How Amazon DynamoDB adaptive capacity accommodates uneven data access patterns (or, why what you know about DynamoDB might be outdated) | AWS Database Blog – After Segment’s Million Dollar Engineering Problem blog post, it feels as if AWS is struggling how to articulate that the problem is now fixed without calling undue attention to the fact that the problem existed in the first place.
What is Continuous Delivery? I’m simple and loud noises scare me, so I always figured this was something that everyone else already knew. It turns out that there’s a lot of confusion around what “CD” is and when it’s appropriate.

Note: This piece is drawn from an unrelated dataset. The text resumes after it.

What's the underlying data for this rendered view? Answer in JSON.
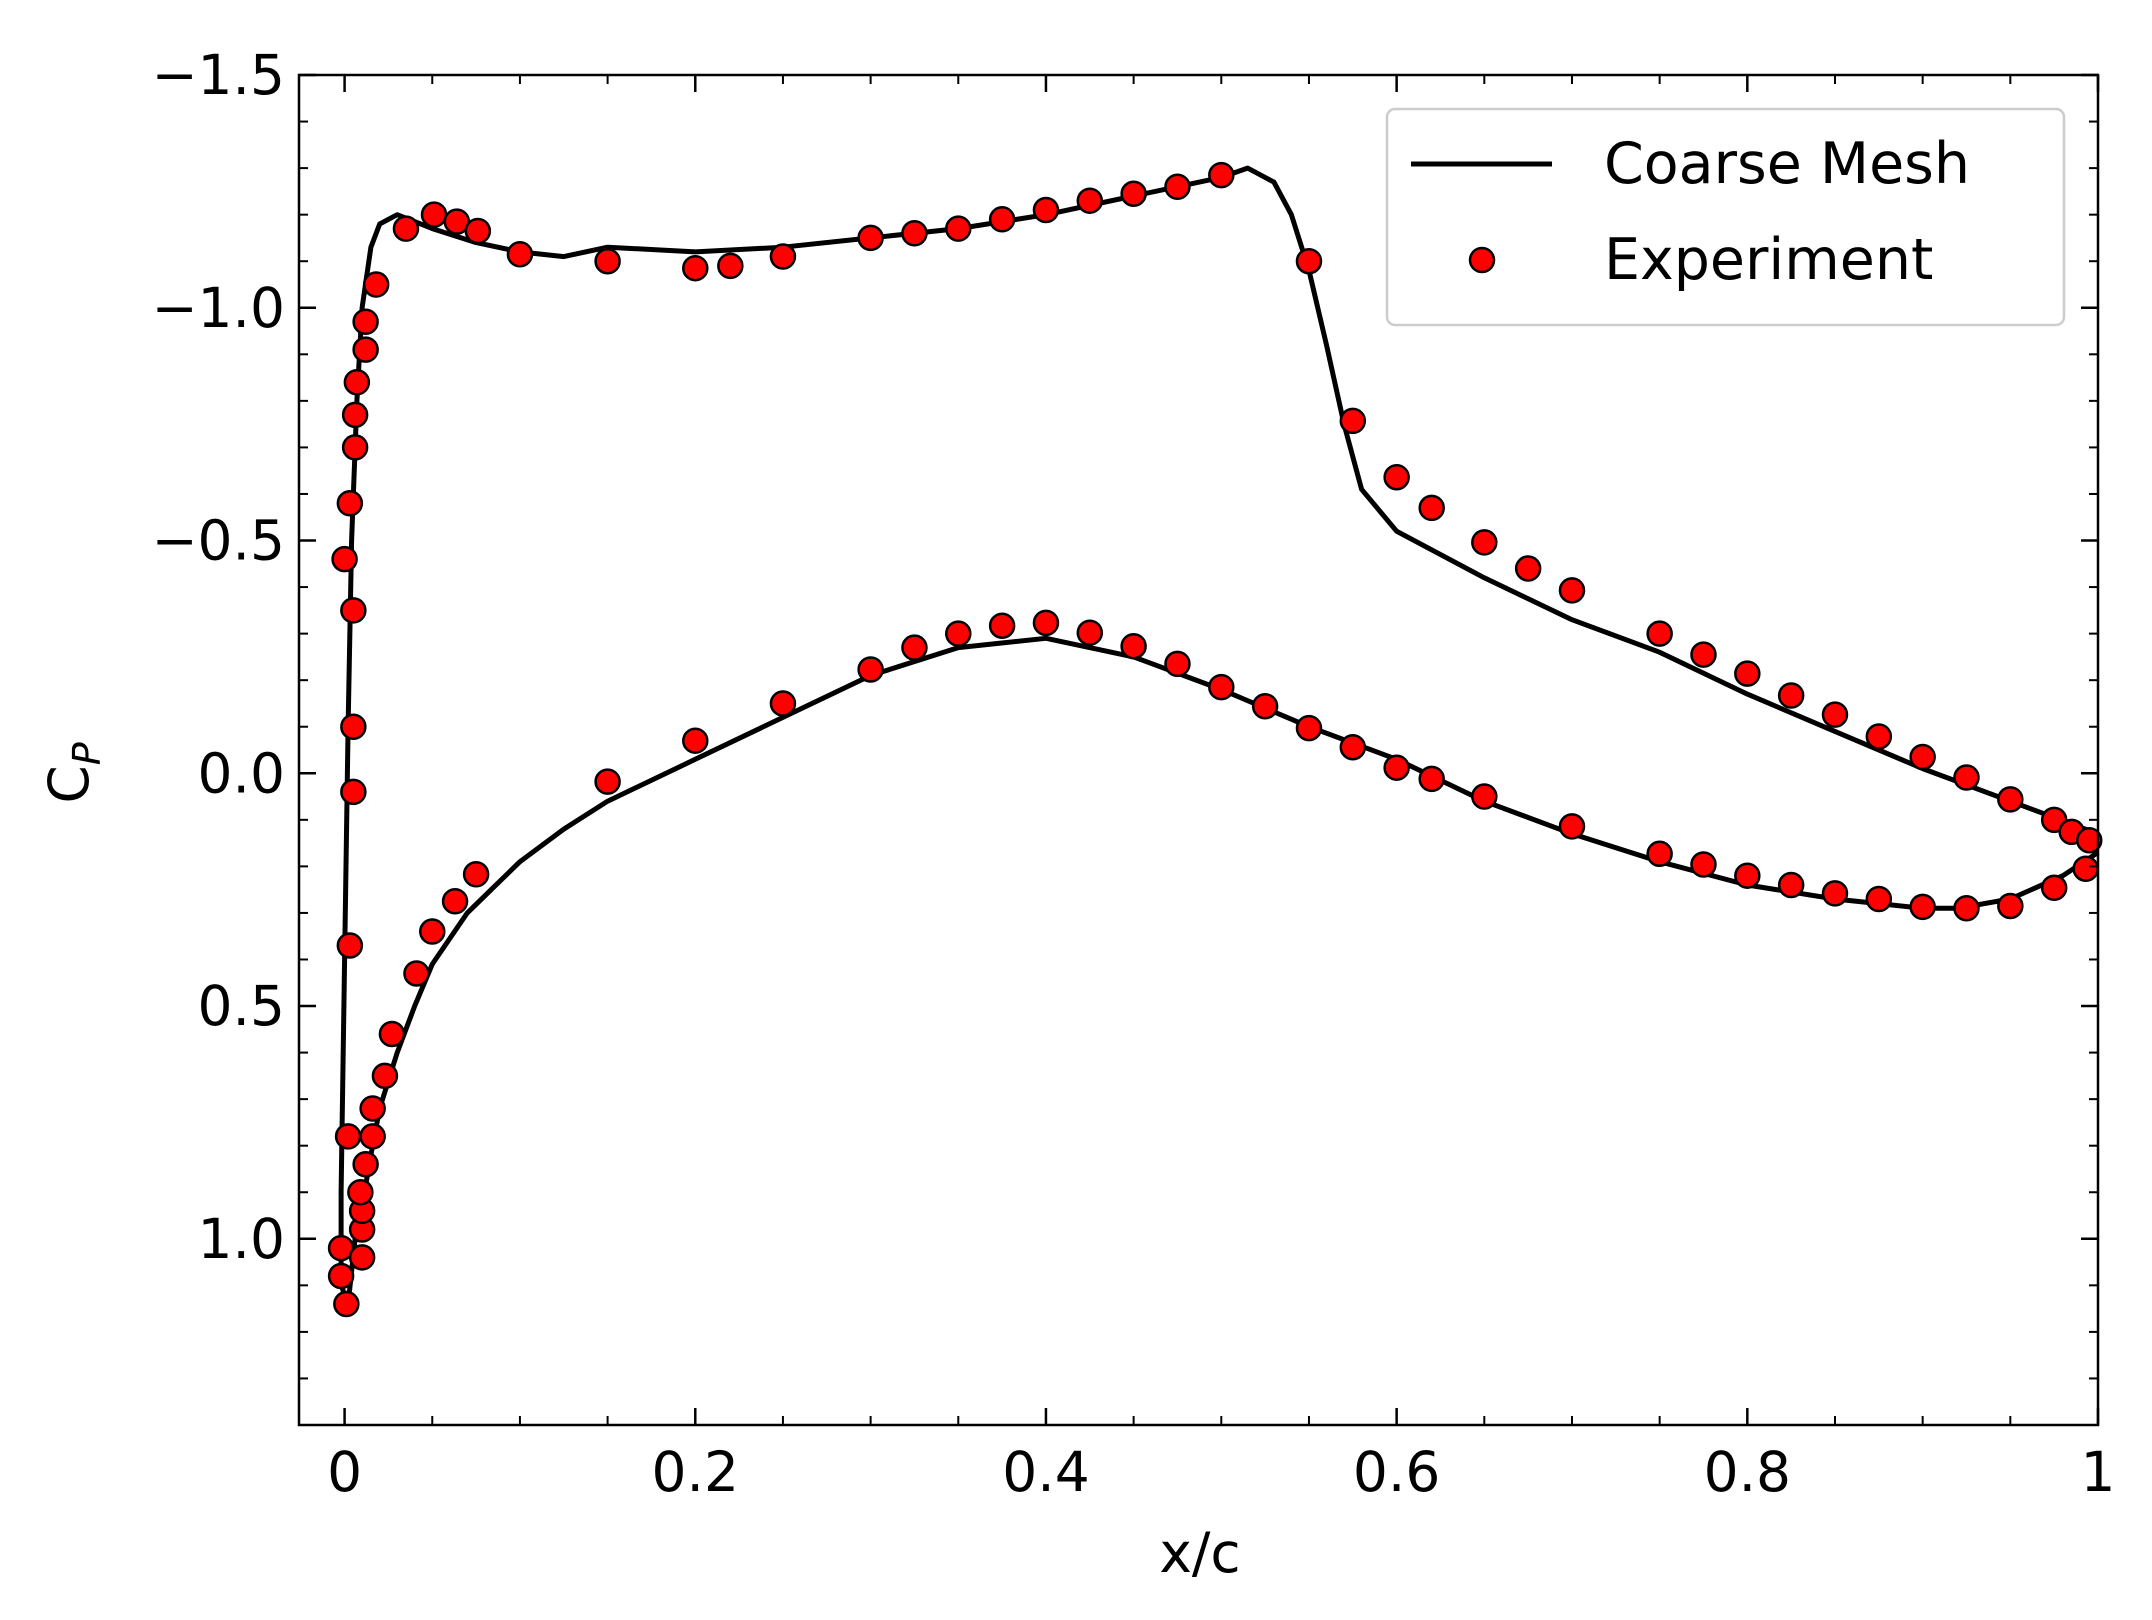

Sponsor GoCD (from ThoughtWorks) has a video series that explains the concept better than any other resource I’ve ever seen, and gives you a decent on-ramp to CD concepts. I recommend taking a few minutes to see if you agree. Go now; I’ll wait here. Thanks again to GoCD for their continuing support of this newsletter.
Tools
Serverless Observability (Observerlessibility) company Epsagon has open sourced a Lambda function cost forecaster that tells you what your function is likely to cost you.
Yet another CloudFormation JSON and YAML Validator.
A Lambda function that manages your volume snapshots is a depressing thing to need in 2018, but here you go just the same.
…and that’s what happened Last Week in AWS.